On a un récit cadre où Pandore, "happiness manager", reçoit tour à tour les différents employés / collaborateurs de la boîte où ils travaillent tous. Chaque entrevue donne lieu à une petite nouvelle. Chaque nouvelle aborde une thématique (ou une facette d'une thématique) différente, mais toutes liées à la société dans laquelle nous vivons aujourd'hui : consommation, hyper-connexion, vie virtuelle, réseaux sociaux, solitude, etc.
Et ça marche plutôt bien. le récit cadre permet de créer du lien entre les différentes histoires, certaines se mêlent ingénieusement, et surtout, il permet d'amener une fin assez percutante.
Moi qui ne suis pas fan de nouvelles (même quand il s'agit d'auteurs que j'aime bien), j'ai complètement adhéré ici.
L'autrice a une plume fluide et agréable, mais aussi parfois sarcastique (voire presque parodique) et impertinente. Ça coule tout seul, et ça incite le lecteur à réfléchir un peu à la façon dont il vit, consomme, se socialise.
Derrière l'illusion de joie au travail de cette boîte, on découvre le revers de la médaille. de jeunes actifs qui pourraient avoir tout ce qu'ils veulent (culture, informations, rythme de vie a priori assez confortable) et qui ne sont pourtant pas si heureux.
Leur problème ? La quête de sens. le fameux "pourquoi" des tout-petits qui ne trouve pas de réponse malgré la (sur)abondance d'informations et de connaissances, l'impression d'inutilité, l'absence de but. Et c'est fort intéressant. Parce que très honnêtement, qui ne s'est jamais posé la question du "à quoi bon ?", même sans sombrer du côté dépressif (dans le sens de la maladie), il y a de quoi être parfois un peu déprimé.
Mais même si tout ça était vraiment très agréable, il y a quand même quelques bémols.
Le format : oui, il passe crème. Mais en ne passant que quelques pages avec les personnages, on a surtout l'impression que les personnages servent la thématique, l'idée. Donc qu'ils ne sont pas vraiment des personnages, plutôt des incarnations au service de (alors je vais loin, mais du coup ça fait complètement sens rapport qu'ils n'ont pas vraiment de but en eux-mêmes, effectivement).

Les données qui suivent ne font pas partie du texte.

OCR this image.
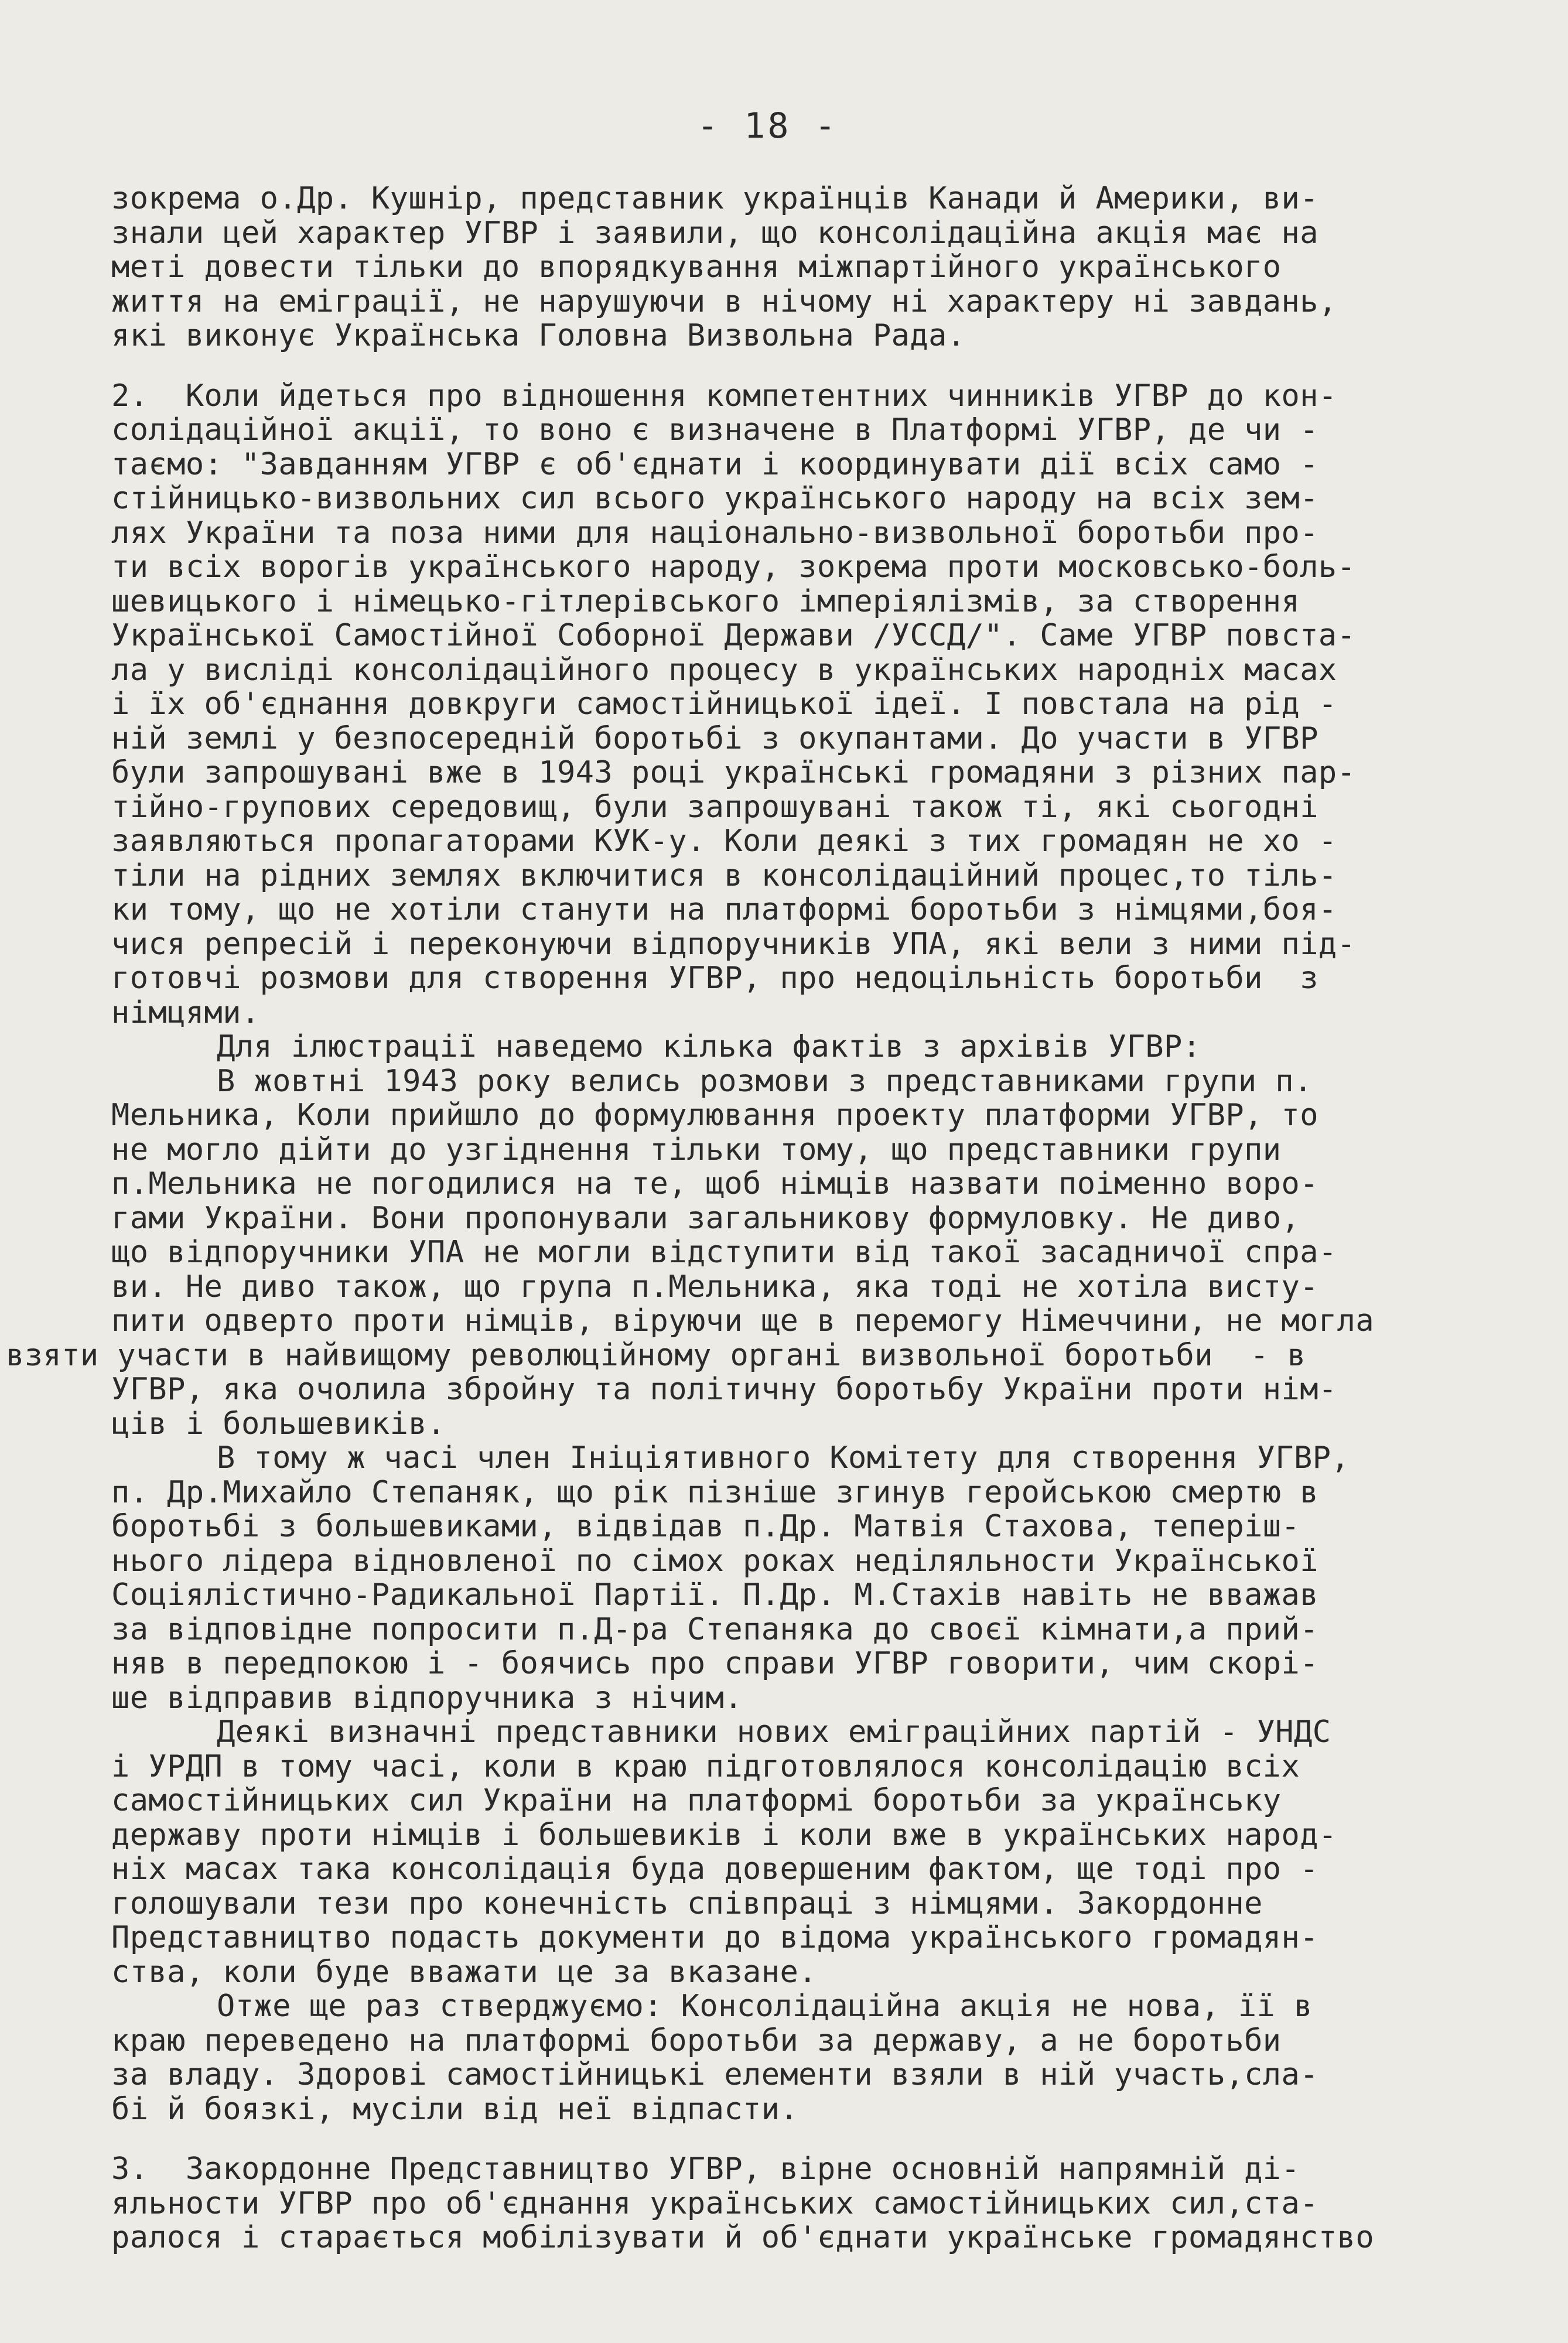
- 18 -
зокрема о.Др. Кушнір, представник українців Канади й Америки, ви-
знали цей характер УГВР і заявили, що консолідаційна акція має на
меті довести тільки до впорядкування міжпартійного українського
життя на еміграції, не нарушуючи в нічому ні характеру ні завдань,
які виконує Українська Головна Визвольна Рада.
2.  Коли йдеться про відношення компетентних чинників УГВР до кон-
солідаційної акції, то воно є визначене в Платформі УГВР, де чи -
таємо: "Завданням УГВР є об'єднати і координувати дії всіх само -
стійницько-визвольних сил всього українського народу на всіх зем-
лях України та поза ними для національно-визвольної боротьби про-
ти всіх ворогів українського народу, зокрема проти московсько-боль-
шевицького і німецько-гітлерівського імперіялізмів, за створення
Української Самостійної Соборної Держави /УССД/". Саме УГВР повста-
ла у висліді консолідаційного процесу в українських народніх масах
і їх об'єднання довкруги самостійницької ідеї. І повстала на рід -
ній землі у безпосередній боротьбі з окупантами. До участи в УГВР
були запрошувані вже в 1943 році українські громадяни з різних пар-
тійно-групових середовищ, були запрошувані також ті, які сьогодні
заявляються пропагаторами КУК-у. Коли деякі з тих громадян не хо -
тіли на рідних землях включитися в консолідаційний процес,то тіль-
ки тому, що не хотіли станути на платформі боротьби з німцями,боя-
чися репресій і переконуючи відпоручників УПА, які вели з ними під-
готовчі розмови для створення УГВР, про недоцільність боротьби  з
німцями.
Для ілюстрації наведемо кілька фактів з архівів УГВР:
В жовтні 1943 року велись розмови з представниками групи п.
Мельника, Коли прийшло до формулювання проекту платформи УГВР, то
не могло дійти до узгіднення тільки тому, що представники групи
п.Мельника не погодилися на те, щоб німців назвати поіменно воро-
гами України. Вони пропонували загальникову формуловку. Не диво,
що відпоручники УПА не могли відступити від такої засадничої спра-
ви. Не диво також, що група п.Мельника, яка тоді не хотіла висту-
пити одверто проти німців, віруючи ще в перемогу Німеччини, не могла
взяти участи в найвищому революційному органі визвольної боротьби  - в
УГВР, яка очолила збройну та політичну боротьбу України проти нім-
ців і большевиків.
В тому ж часі член Ініціятивного Комітету для створення УГВР,
п. Др.Михайло Степаняк, що рік пізніше згинув геройською смертю в
боротьбі з большевиками, відвідав п.Др. Матвія Стахова, теперіш-
нього лідера відновленої по сімох роках неділяльности Української
Соціялістично-Радикальної Партії. П.Др. М.Стахів навіть не вважав
за відповідне попросити п.Д-ра Степаняка до своєї кімнати,а прий-
няв в передпокою і - боячись про справи УГВР говорити, чим скорі-
ше відправив відпоручника з нічим.
Деякі визначні представники нових еміграційних партій - УНДС
і УРДП в тому часі, коли в краю підготовлялося консолідацію всіх
самостійницьких сил України на платформі боротьби за українську
державу проти німців і большевиків і коли вже в українських народ-
ніх масах така консолідація буда довершеним фактом, ще тоді про -
голошували тези про конечність співпраці з німцями. Закордонне
Представництво подасть документи до відома українського громадян-
ства, коли буде вважати це за вказане.
Отже ще раз стверджуємо: Консолідаційна акція не нова, її в
краю переведено на платформі боротьби за державу, а не боротьби
за владу. Здорові самостійницькі елементи взяли в ній участь,сла-
бі й боязкі, мусіли від неї відпасти.
3.  Закордонне Представництво УГВР, вірне основній напрямній ді-
яльности УГВР про об'єднання українських самостійницьких сил,ста-
ралося і старається мобілізувати й об'єднати українське громадянство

Mais la taille même de ces micro-fictions fait aussi que même l'idée a du mal à s'étendre. Oui, ça peut permettre au lecteur de réfléchir tout seul comme un grand. Mais ça donne aussi l'impression qu'on frôle juste le sujet. Bref, il y a un petit côté superficiel (dans le sens qui reste en surface, on s'est bien compris, hein).
Et ensuite, ben il y avait un petit côté caricatural, quand même. Alors, c'est peut-être assumé, mais j'avais un peu l'impression que l'autrice nous généralisait toute une génération (dont elle fait partie, oui, mais quand même). Et pour en faire partie également (rapport que j'ai un an de moins qu'
Anne Akrich et à peu près le même âge que les personnages représentés), ben je me suis pas tant que ça reconnue dans ce qui était décrit.
Oui, je vais sur Netflix et il m'arrive parfois de binge-watcher une série.Le mot important étant "parfois". Oui, j'ai un compte Facebook et un compte Twitter, mais non, je ne passe pas mon temps dessus (et les infos qu'on y trouve sont celles que j'ai bien voulu montrer) (=sur ma page FB, zéro chances que quelqu'un à qui je n'ai pas parlé depuis des années mais qui est mon "ami" ne devine que j'ai un gosse, par exemple, et faudrait qu'il se transforme en Sherlock pour trouver qui est mon mec). Et pour bosser dans le social, ben mon monde du travail est bien loin de ce qui est représenté ici. Et comme on a souvent des proches qui nous ressemblent un peu, ben ça ressemble pas non plus au quotidien des gens que je fréquente. À la limite, la personne que je connais qui serait le plus proche de cette histoire, ce serait ma belle-mère, et elle a une génération de plus.
Alors je sais que mon cas et ma vie ne sont pas une généralité, mais justement, je n'avais pas envie de me sentir incluse dans une généralité qui ne me ressemble pas.
Bref, je crois que pour montrer une évolution de la société, il aurait été assez pertinent d'avoir d'autres tranches d'âge. Parce qu'on croirait qu'on a juste affaire à un problème générationnel d'insatisfaction chronique, alors qu'il s'agit à la limite de problèmes de société, pas induits par les enfants des 90's ou les millenials.
Bref, c'était très chouette et intéressant, c'était bien écrit, ça prêtait à la réflexion. Juste, 2-3 choses auraient pu donner un résultat encore plus mieux (ceci est évidemment une opinion subjective et personnelle).